After that, comments in his evolution notebooks are much more skeptical. However, he did not stop believing in God or reading religious books. He was particularly influenced by F. W. Newman's books. Newman, the brother of Cardinal John Newman, began as an evangelical Anglican, went to Iraq as a Brethren missionary, became a Unitarian, left that and ended up with a very private faith in a "natural" understanding of God. He rejected any revelation, the Bible, and salvation through Christ. Darwin followed suit.
In 1851, after the death of his ten-year old daughter Annie, he lost his belief in God's love as Darwin could not square suffering with God's love. Ten years later he wrote to the American botanist Asa Gray, a Christian, "I cannot persuade myself that a beneficent God would have created the Ichneumonidae (whose larvae feed on living caterpillars and gave inspiration to The Alien) or that a cat should play with mice." However, when he wrote The Origin of Species, he thought the universe to be so full of wonder that it could not have occurred by Chance. And so he spent the rest of his life oscillating between agnosticism and his naturalistic theism. He wrote in 1880, "I do not believe in the Bible as revelation and thus I do not believe in Jesus Christ as the Son of God." Nothing could be clearer, but there are still stories of an almost deathbed conversion and rejection of evolution spread by Lady Hope. These stories have no foundation and were exploded by Jim Moore in The Darwin Legend some years ago.
Yet for forty years in Downe, Kent, Darwin was a pillar of the church--of the flying-buttress type-- supporting it by good works and generosity from the outside! All his life he supported the evangelical South American Missionary Society, and even Bishop Samuel Wilberforce, his strongest opponent, thought him a capital fellow. And so do I!
It is often claimed that Darwin destroyed belief in a six-day creation. After twenty-five years of research, I have not found one Anglican clergyman who held to a six-day creation in 1860, so how could Darwin destroy that belief? (If you ever read that Darwin destroyed belief in a six-day creation, then consider the writer a monkey rather than descended from apes!)

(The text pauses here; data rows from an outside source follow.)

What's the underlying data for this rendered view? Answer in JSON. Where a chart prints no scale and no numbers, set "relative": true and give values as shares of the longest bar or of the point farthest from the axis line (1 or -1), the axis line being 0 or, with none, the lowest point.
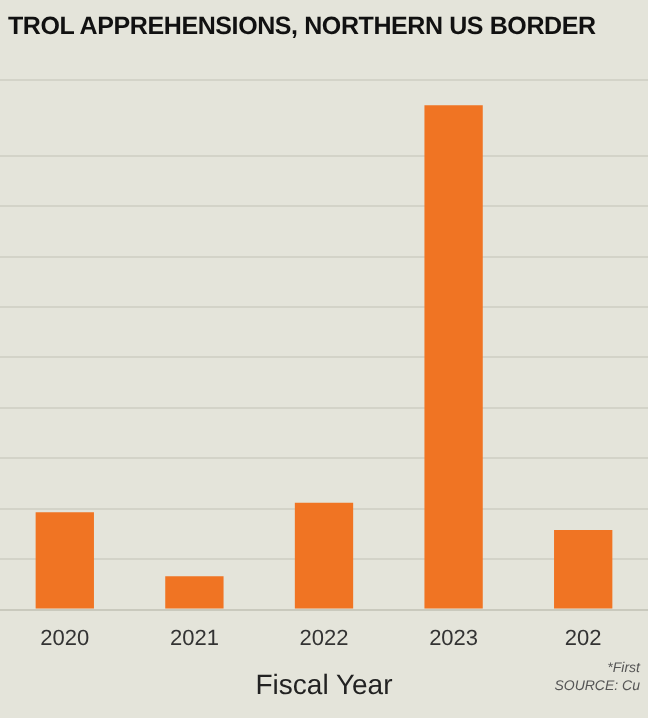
{
  "chart_data": {
    "type": "bar",
    "title": "TROL APPREHENSIONS, NORTHERN US BORDER",
    "xlabel": "Fiscal Year",
    "categories": [
      "2020",
      "2021",
      "2022",
      "2023",
      "202"
    ],
    "values": [
      0.193,
      0.066,
      0.212,
      1,
      0.158
    ],
    "color": "#f07423",
    "relative": true,
    "grid": "y",
    "legend": false,
    "annotations": [
      "*First",
      "SOURCE: Cu"
    ]
  }
}
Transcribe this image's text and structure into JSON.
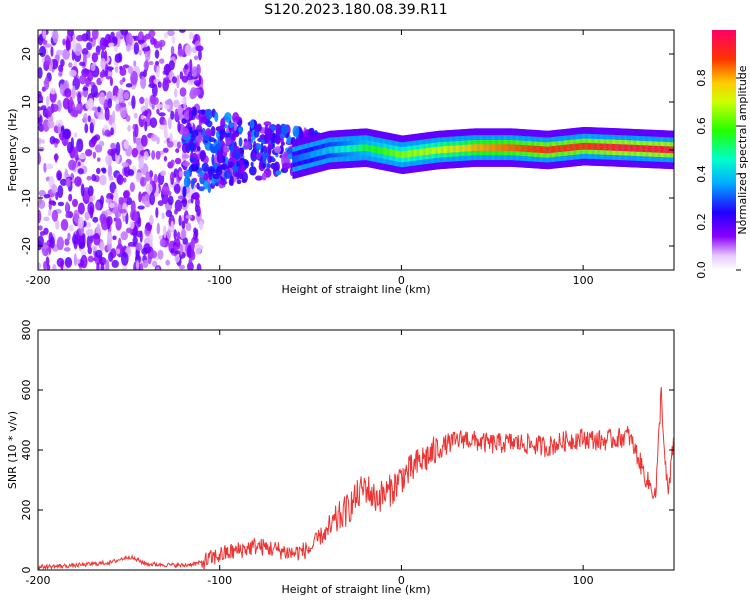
{
  "figure": {
    "title": "S120.2023.180.08.39.R11"
  },
  "chart_data": [
    {
      "type": "heatmap",
      "xlabel": "Height of straight line (km)",
      "ylabel": "Frequency (Hz)",
      "xlim": [
        -200,
        150
      ],
      "ylim": [
        -25,
        25
      ],
      "x_ticks": [
        -200,
        -100,
        0,
        100
      ],
      "y_ticks": [
        -20,
        -10,
        0,
        10,
        20
      ],
      "colorbar": {
        "label": "Normalized spectral amplitude",
        "range": [
          0,
          1
        ],
        "ticks": [
          "0.0",
          "0.2",
          "0.4",
          "0.6",
          "0.8"
        ],
        "colormap": "rainbow (violet → blue → cyan → green → yellow → red → magenta)"
      },
      "description_points": {
        "ridge_x": [
          -60,
          -40,
          -20,
          0,
          20,
          40,
          60,
          80,
          100,
          120,
          150
        ],
        "ridge_freq": [
          -2,
          0,
          0.5,
          -1,
          0,
          0.5,
          0.5,
          0,
          0.8,
          0.5,
          0
        ],
        "ridge_amplitude": [
          0.3,
          0.4,
          0.55,
          0.65,
          0.7,
          0.8,
          0.85,
          0.9,
          0.9,
          0.95,
          0.95
        ]
      },
      "grid": false
    },
    {
      "type": "line",
      "xlabel": "Height of straight line (km)",
      "ylabel": "SNR (10 * v/v)",
      "xlim": [
        -200,
        150
      ],
      "ylim": [
        0,
        800
      ],
      "x_ticks": [
        -200,
        -100,
        0,
        100
      ],
      "y_ticks": [
        0,
        200,
        400,
        600,
        800
      ],
      "color": "#ee3333",
      "series": [
        {
          "x": [
            -200,
            -180,
            -160,
            -150,
            -140,
            -120,
            -110,
            -100,
            -90,
            -80,
            -70,
            -60,
            -50,
            -45,
            -40,
            -35,
            -30,
            -25,
            -20,
            -15,
            -10,
            -5,
            0,
            5,
            10,
            15,
            20,
            25,
            30,
            35,
            40,
            50,
            60,
            70,
            80,
            90,
            100,
            110,
            120,
            125,
            130,
            135,
            140,
            143,
            145,
            147,
            150
          ],
          "y": [
            10,
            15,
            25,
            45,
            20,
            15,
            25,
            50,
            65,
            80,
            70,
            55,
            70,
            110,
            130,
            170,
            200,
            240,
            280,
            240,
            250,
            270,
            310,
            330,
            360,
            380,
            400,
            420,
            430,
            440,
            430,
            420,
            425,
            420,
            410,
            430,
            440,
            430,
            440,
            450,
            380,
            300,
            250,
            600,
            350,
            250,
            450
          ]
        }
      ],
      "grid": false
    }
  ]
}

Did Darwin destroy Christianity? Darwin said no. In 1879 atheist John Fordyce wrote Darwin asking whether evolution and God were compatible. Darwin replied that it was absurd to doubt whether anyone could ardently believe in God and be an evolutionist, and gave the examples of his friends, Asa Gray and Charles Kingsley. He then stressed he had never been an atheist and was best considered an agnostic. With that view of Darwin at 70, we can leave the question.